While we waited, Dad got out his laptop and I borrowed N--'s, and we watched The Incredibles and talked about getting published. Dad talked me into querying a new literary agent who's specializing in science fiction and fantasy, and I talked him into starting a blog. We spent much of the next three hours doing the tedious work necessary to follow through on those ideas.

Then one o'clock rolled around and K-- and N-- rolled home, and we got their quick opinion on the movie and then headed home to get some sleep.

Sunday
Sunday morning we woke up late enough to skip Bible class but early en0ugh to grab donuts on the way to service. Or, as I like to call it, "the magic hour."

I delivered unto Courtney her marked-up manuscript, then hastily took our seats before service started. We ended up filling the row with family, when my sister brought all hers and the brother-in-law with his, and N-- had to sit in the row behind us.

Afterward, the whole family went to P. F. Chang's for lunch, which was a mess. I'm just saying, that's a lot of little kids. It was awesome as always, though.

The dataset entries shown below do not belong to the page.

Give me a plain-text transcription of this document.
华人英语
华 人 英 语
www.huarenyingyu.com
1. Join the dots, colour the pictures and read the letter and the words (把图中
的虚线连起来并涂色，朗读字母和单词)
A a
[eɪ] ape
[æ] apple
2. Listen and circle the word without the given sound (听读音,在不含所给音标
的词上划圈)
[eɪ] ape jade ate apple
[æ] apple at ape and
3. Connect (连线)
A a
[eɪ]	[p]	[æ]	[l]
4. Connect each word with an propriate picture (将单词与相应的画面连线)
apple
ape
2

Then we said goodbyes in the parking lot, and the Little Rock folks headed home, and we took AB home for a nap, and then...I guess I spent the afternoon playing Fallout.

That game has to come to an end at some point, but I don't see it happening anytime soon. That's okay, I didn't really want to get a book finished this month anyway.

We'd decided on the way home from lunch that we wanted to have dinner at the newly-opened Freddy's on north Penn., so as six o'clock rolled around, we called D-- and K-- and N-- to see if anyone of them wanted to join us, and they all said yes. When we got to the restaurant, I heard a woman call out my name just inside the door, and we turned to find our stylist, Karen, there with her friends. She got to meet AB for the first time, and T-- and I both got to fight down the urge to introduce her to D--. Then she went back to her booth, and we went to ours, and we had phenomenal cheesesteaks for supper.

And frozen custard for dessert.

And then when we got home we had just time to watch an episode of Leverage, and then put AB to bed, and then it was bedtime for us, too. We read for a while, and gradually drifted off to sleep.

Other than that, it's just things and stuff.